At the 2017 hearing of Okah’s appeal in South Africa’s Constitutional Court, Advocate Premhid representing the Southern African Litigation Centre (SALC), an amicus curiae, alerted that Court to the fact that notwithstanding his convictions, Okah was deemed by the International Committees of Red Cross (ICRC) to be a Prisoner of War protected by the Third Geneva Convention of 1949. This implies that in the opinion of the ICRC, South Africa intervened in the Niger Delta conflict, be that Okah’s arrest and trial were unlawful. The disclosure of Advocate Premhid to an unbiased Court would have sounded the alarm bells. Okah’s claim to prisoner of war status is made in terms of Article 4.A(2) of the Third Geneva Convention of 1949 read with Article 1(4) of Additional Protocol I and Paragraph 4(e) of the Operational Code of Conduct for the Nigerian Army of 1967.

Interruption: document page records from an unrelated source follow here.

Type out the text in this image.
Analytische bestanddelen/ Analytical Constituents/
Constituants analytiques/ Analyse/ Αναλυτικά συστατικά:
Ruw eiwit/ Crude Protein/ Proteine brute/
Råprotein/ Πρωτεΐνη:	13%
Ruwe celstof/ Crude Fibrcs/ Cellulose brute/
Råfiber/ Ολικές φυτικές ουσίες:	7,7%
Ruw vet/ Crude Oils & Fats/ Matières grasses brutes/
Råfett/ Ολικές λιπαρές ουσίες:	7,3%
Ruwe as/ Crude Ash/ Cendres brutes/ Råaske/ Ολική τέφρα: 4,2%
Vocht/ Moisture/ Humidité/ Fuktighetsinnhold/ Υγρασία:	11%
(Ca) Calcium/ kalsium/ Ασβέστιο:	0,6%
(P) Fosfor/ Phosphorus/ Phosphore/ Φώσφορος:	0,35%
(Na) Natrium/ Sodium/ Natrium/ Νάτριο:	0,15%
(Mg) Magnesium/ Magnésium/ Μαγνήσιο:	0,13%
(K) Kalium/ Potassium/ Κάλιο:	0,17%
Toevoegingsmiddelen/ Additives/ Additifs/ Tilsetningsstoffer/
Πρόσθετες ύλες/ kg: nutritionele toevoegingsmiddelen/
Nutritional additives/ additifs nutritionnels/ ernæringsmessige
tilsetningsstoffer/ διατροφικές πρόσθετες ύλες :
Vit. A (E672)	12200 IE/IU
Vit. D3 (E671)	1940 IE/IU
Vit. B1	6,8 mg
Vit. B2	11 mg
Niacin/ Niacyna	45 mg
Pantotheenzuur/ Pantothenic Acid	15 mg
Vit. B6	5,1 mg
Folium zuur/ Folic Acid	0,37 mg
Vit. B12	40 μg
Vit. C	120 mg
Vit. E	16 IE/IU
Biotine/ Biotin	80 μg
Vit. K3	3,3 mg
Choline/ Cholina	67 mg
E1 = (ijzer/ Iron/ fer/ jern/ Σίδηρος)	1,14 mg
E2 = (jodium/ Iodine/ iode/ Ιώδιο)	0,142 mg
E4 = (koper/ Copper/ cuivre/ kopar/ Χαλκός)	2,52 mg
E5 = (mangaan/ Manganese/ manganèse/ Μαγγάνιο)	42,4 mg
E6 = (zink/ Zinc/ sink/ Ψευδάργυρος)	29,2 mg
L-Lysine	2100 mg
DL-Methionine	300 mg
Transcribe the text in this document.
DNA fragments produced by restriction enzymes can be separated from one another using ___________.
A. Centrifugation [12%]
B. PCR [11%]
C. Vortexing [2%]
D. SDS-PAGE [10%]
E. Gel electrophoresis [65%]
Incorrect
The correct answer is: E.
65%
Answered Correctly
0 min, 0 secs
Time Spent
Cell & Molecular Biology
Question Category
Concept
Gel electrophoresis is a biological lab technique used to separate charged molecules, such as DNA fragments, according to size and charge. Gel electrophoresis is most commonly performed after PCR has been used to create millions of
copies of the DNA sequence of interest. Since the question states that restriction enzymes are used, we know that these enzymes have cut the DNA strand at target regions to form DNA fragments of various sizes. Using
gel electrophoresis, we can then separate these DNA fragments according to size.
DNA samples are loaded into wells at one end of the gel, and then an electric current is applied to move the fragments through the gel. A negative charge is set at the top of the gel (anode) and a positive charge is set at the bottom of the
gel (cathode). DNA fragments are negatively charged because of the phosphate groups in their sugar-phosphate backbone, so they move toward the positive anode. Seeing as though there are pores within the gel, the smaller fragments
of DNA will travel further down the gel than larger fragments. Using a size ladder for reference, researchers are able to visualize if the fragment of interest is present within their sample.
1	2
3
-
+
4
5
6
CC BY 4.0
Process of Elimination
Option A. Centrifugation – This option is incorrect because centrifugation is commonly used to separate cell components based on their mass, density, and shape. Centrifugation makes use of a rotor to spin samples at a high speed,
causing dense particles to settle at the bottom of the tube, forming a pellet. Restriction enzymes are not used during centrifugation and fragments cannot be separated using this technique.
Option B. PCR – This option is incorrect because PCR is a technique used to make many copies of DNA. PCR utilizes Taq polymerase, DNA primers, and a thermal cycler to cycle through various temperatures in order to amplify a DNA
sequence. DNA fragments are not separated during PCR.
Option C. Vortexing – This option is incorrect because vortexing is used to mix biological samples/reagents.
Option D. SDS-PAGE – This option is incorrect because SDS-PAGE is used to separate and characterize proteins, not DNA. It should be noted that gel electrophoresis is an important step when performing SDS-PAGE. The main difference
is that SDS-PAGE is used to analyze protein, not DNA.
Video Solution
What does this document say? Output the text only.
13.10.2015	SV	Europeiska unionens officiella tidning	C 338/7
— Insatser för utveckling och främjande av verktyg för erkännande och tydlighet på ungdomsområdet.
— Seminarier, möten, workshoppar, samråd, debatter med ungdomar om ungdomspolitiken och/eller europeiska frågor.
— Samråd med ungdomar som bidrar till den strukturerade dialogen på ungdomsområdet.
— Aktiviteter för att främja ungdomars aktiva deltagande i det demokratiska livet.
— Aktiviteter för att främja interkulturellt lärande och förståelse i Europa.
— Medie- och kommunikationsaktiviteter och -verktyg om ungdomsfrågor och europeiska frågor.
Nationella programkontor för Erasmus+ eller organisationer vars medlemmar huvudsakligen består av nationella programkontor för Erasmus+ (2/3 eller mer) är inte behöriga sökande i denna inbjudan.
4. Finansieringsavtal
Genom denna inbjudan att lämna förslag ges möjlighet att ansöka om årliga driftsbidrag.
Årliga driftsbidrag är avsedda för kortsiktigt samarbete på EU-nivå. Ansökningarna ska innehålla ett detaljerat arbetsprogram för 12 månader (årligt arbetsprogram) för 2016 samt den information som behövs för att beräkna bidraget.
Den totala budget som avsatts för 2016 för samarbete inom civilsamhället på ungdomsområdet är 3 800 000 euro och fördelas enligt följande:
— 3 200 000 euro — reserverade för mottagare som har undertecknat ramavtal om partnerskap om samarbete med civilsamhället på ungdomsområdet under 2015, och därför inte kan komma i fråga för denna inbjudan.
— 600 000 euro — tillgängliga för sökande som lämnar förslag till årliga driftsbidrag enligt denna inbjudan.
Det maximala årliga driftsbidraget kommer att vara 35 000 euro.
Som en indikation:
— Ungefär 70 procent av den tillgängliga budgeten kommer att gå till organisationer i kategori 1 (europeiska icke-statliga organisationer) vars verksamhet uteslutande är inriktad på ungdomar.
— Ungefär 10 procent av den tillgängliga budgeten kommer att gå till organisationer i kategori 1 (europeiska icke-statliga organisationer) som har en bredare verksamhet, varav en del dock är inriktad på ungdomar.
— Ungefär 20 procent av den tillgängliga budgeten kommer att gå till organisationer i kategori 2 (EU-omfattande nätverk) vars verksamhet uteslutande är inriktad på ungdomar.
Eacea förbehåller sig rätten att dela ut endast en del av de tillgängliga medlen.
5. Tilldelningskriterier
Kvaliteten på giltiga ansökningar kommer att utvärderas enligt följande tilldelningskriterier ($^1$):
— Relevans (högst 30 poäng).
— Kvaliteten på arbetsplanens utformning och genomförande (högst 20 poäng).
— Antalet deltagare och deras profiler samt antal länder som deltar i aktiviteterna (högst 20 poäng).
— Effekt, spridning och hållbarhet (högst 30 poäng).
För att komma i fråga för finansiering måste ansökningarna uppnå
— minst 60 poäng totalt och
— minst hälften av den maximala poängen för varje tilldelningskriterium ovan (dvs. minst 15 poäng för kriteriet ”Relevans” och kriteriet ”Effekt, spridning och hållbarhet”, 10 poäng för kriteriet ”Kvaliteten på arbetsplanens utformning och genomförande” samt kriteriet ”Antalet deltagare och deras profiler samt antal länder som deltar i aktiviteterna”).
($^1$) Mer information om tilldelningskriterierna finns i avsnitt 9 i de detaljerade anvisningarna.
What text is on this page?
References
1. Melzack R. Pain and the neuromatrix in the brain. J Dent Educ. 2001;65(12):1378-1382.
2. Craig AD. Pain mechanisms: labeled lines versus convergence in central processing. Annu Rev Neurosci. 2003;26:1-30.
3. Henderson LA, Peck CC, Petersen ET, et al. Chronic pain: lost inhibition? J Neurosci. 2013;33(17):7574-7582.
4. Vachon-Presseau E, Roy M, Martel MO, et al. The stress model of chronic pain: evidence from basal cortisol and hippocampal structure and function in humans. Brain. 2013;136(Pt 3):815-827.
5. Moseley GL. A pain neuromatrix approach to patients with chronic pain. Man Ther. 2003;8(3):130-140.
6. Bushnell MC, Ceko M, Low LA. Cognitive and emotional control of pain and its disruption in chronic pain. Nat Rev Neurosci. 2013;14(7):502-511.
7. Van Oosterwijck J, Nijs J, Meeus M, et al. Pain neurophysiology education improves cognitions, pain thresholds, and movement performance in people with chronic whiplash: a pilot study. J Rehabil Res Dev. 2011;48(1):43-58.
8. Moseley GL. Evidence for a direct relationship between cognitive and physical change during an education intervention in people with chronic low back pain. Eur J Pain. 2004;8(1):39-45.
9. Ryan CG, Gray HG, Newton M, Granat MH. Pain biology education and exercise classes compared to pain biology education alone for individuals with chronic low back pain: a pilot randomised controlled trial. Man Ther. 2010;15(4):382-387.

Okah may be a terrorist in the eyes of President Ramaphosa, the corrupt ANC, Jonathan, the MTN group and IOMs destroying the Region’s environment whilst plundering its resources, but certainly not to the Peoples of the Niger Delta whose lives he protected. Only in the courts of an exceedingly corrupt African state such as South Africa, could Okah have been convicted.

South Africa is currently in the grip of a crime pandemic resulting in the daily murder and rape of hundreds. As can be deduced from the disgraceful conduct of its compromised leaders, that country is in no position to serve as a moral compass for Nigeria; nor for any other State for that matter.

Its undesirable intrusion into Nigeria’s internal affairs is in breach of at the very least; the Charter of the United Nations, the Rome Statute of the ICC, Article 3 (2) of the Second Protocol Additional to the Geneva Convention (Additional Protocol II), Article 75 (7) (a) of the First Protocol Additional to the Geneva Convention (Additional Protocol I); and all the United Nations Conventions pertaining to the transnational crime of terrorism.

In terms of Article 6 (5) of Additional Protocol II, the granting of amnesty is subsequent to a peaceful settlement of the armed conflict, which never occurred in the Niger Delta. In this regard, Yar’Adua’s granting of amnesty technically does not preclude a disenfranchised ex-militant from returning to armed struggle.

Nigeria’s so-called Amnesty programme is a massive fraud from the outset designed to bribe a group of people into collaborating with their oppressors towards limiting damage to oil infrastructure. Monies expended on such bribery should have been used for the development the Region.

Okah’s unlawful arrest and captivity in South Africa should present a source of concern to every single Nigerian for the mere fact that if left unchallenged, no one who opposes successive brazenly corrupt governments of Nigeria is safe anywhere in the world. Nigerians should collectively take a firm stand against the xenophobic South African government for its collusion with Nigeria to wrongfully imprison Okah, as such will send a stern warning to other corrupt African States against acting likewise.

Rather than scoff at the INF’s demand for Okah’s immediate release which has the backing of prominent citizens of that Region; notably King A.P. Diete-Spiff, the Amanyanabo of Twon Brass, on whose territory the Nigeria-Morocco Gas Pipeline originates, President Ramaphosa will be well advised to see it as a last means to save face; and, possibly safeguard South Africa’s investments in the Niger Delta protected by the oppressed and impoverished Peoples of that Region rather than the government of Nigeria, as erroneously may be assumed.